Maximum distance from point on ellipsoid

[stefaneli]

Homework Statement

Find the point on an given ellipsoid that is the farthest to a given surface.(Distance between point on ellipsoid and surface should be max).

Homework Equations

ellipsoid: \left(x-3\right)^{2}\over{3}+y^{2}\over{4}+z^{2}\over{5} = 1
surface: 3x+4y^{2}+6z + 6=0

The Attempt at a Solution

I was thinking about Lagrange multipliers...but I can't figure how to do it. Please help!

 

[vela]

Using Lagrange multipliers sounds good. What's the function you're trying to maximize?

 

[stefaneli]

I don't know. Finding the constraint maximum of ellipsoid function won't do the job, won't find the point(where constraint is function of surface). That's why I need help.

 

[vela]

Try rereading what you wrote in parentheses in your original post and then try to answer my question again.

 

[stefaneli]

I thought about maximizing distance from one point to another :
\sqrt{(x-x_{0})^2+(y-y_0)^2)+(z-z_0)^2} where (x_0,y_0,z_0) is a point on surface. But I don't have a specific point.
Constraint would be ellipsoid function.

 

[D H]

I thought about maximizing distance from one point to another

You don't want to do that. This is essentially a maximin problem. The distance from some given point (x,y,z) on the ellipsoid to the surface is the minimum value over all points on the surface of the distance between the given point on the ellipsoid and that other point on the surface. You want to find the point on the ellipsoid that maximizes this minimum distance.

 

[stefaneli]

You don't want to do that. This is essentially a maximin problem. The distance from some given point (x,y,z) on the ellipsoid to the surface is the minimum value over all points on the surface of the distance between the given point on the ellipsoid and that other point on the surface. You want to find the point on the ellipsoid that maximizes this minimum distance.

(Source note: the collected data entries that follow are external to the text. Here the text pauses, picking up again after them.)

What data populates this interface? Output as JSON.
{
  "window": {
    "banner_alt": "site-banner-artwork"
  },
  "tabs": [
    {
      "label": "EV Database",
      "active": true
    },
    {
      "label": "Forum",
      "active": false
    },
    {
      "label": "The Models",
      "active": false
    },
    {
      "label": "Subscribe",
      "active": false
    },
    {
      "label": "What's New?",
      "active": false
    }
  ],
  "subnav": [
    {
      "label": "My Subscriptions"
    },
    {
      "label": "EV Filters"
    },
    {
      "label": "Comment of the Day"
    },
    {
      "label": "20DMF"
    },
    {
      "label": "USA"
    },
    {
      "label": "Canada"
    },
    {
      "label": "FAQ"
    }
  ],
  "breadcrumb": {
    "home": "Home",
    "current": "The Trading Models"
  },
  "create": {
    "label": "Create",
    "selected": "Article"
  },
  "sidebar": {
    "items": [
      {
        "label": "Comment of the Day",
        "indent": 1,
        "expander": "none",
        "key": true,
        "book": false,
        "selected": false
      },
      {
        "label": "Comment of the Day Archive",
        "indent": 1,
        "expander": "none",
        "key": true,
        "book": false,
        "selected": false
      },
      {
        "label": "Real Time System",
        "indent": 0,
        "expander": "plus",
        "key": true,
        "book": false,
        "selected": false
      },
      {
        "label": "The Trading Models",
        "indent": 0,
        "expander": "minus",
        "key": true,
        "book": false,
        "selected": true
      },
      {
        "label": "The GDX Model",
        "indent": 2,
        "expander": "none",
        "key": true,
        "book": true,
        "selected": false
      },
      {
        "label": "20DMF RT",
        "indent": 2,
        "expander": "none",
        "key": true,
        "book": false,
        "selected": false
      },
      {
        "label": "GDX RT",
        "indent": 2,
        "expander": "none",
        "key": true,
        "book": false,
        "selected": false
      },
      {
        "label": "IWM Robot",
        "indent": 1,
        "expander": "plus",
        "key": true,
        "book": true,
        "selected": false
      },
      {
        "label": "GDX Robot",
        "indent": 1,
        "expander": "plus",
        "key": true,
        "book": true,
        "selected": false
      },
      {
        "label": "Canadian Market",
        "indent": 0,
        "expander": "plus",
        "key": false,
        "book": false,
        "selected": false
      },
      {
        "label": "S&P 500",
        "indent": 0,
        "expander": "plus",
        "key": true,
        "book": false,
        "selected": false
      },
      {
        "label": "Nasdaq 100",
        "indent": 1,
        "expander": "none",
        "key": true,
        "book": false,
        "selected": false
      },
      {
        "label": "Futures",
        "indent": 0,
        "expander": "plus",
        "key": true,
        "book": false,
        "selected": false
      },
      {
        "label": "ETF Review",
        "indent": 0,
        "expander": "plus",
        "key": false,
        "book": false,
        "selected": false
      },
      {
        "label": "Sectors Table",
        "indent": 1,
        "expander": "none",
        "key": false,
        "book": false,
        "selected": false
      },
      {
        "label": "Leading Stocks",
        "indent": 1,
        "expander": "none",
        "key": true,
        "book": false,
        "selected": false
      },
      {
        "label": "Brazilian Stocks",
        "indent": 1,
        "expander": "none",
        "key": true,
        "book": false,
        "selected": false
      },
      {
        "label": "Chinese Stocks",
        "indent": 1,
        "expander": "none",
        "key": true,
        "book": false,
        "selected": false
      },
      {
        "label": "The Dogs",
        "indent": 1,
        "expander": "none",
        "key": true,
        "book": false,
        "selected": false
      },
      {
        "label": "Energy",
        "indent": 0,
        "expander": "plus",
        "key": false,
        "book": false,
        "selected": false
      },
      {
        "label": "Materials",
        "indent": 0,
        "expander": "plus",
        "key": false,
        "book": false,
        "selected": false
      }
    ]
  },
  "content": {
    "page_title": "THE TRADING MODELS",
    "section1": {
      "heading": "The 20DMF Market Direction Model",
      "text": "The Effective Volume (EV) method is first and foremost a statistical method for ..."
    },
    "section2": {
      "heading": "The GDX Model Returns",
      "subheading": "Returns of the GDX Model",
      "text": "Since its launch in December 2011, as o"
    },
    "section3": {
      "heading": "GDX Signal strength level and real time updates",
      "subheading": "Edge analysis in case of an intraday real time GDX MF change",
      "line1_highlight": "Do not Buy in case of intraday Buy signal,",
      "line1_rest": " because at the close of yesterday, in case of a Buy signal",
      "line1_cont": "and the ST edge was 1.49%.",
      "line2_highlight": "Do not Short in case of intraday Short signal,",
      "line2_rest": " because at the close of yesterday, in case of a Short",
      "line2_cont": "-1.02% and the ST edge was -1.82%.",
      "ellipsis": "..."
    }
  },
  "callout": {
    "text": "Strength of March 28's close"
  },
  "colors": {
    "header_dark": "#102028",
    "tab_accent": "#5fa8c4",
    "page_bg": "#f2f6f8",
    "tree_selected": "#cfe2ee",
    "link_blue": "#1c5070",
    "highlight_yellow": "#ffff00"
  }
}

That's a new way of looking at the problem, but I don't see how can I solve this. How to find that minimum distance that I'm going to maximize?

 

[vela]

Is your equation for the surface correct? You mentioned a plane in the original post, but the equation for the surface isn't that of a plane.

 

[stefaneli]

Oh, sorry. Distance between point on ellipsoid and surface should be max. The equation is correct.

 

[D H]

Rather than solving this with Lagrange multipliers, it might be easier to use geometric reasoning.

Imagine some point on the ellipsoid and the point on the parabolic cylinder (that's the name for that other surface) that is closest to this point on the ellipsoid. The line connecting the two points will be normal to the parabolic cylinder at the point on the parabolic cylinder. What if that line is also normal to the ellipsoid? That's a stationary point of some kind: A minimum, maximum, or inflection point. So solve for this condition. You will have to worry about local versus global mimima. Then again, that problem will pop up with a Lagrange multiplier approach too.

 

[stefaneli]

ellipsoid: \left(x-3\right)^{2}\over{3}+y^{2}\over{4}+z^{2}\over{5} = 1
surface: 3x+4y^{2}+6z + 6=0

Can I use substitution u = y^{2}? Ellipsoid will than transform to paraboloid and parabolic cylinder to plane. And after that I would maximize (Lagrange multipliers):

|Ax+Bu+Cz+D|\over{\sqrt{A^{2}+B^{2}+C^{2}}}

where (x,u,z) is a point on paraboloid (ellipsoid before transf.) and (A,B,C,D) are parameters of the plane(cylinder before transf.). And constraint will be:
\left(x-3\right)^{2}\over{3}+u\over{4}+z^{2}\over{5} - 1.

 

[D H]

If you insist on using Lagrange multipliers you are going to have to use two of them because this is a maximin problem. And it is messy. That's why I suggested using geometric reasoning. Formulate this right and it's a one-liner to Wolfram alpha. From that you just have to pick out which of the multiple solutions offered is the correct one.

 

[stefaneli]

I wouldn't insist on using L.m., if I don't have to. I agree that your approach is better, but I must use L.m. So the substitution isn't the right way? It's not correct? Thanks.

 

[D H]

I don't know if the substitution would help. I haven't tried it. This is your nasty problem, not mine.

I solved your problem geometrically (with the aid of Wolfram alpha) and did a quick sanity check on the obvious solution. (It offered several families of real solutions which obviously represented the intersection of the ellipsoid and the surface, a plethora of imaginary solutions which obviously weren't "real", plus two distinct real solutions. One of those two was obviously the correct one.)

If you insist on using (or if you are told to use) Lagrange multipliers, I don't see how you can escape using two of them.

 

[stefaneli]

I didn't want you to try, but to give the opinion if the substitution could work or not. Can you post the solution?

 

[D H]

That substitution might work, but only because (big hint) the y value of the point on the ellipse happens to be the same as the y value of the closest point on the surface. In fact (Mt. Kilimanjaro-sized hint), the y values are rather trivial. I'll leave it up to you to show this is the case (which can be done geometrically).

This reduces the problem to a 2 dimensional problem, the point on an ellipse that is furthest from a line. Now you don't need a pair of Lagrange multipliers because the distance from a point on a plane to a line on that plane is easily calculated.

 

[stefaneli]

Thanks. (Mt. Kilimanjaro-size thanks)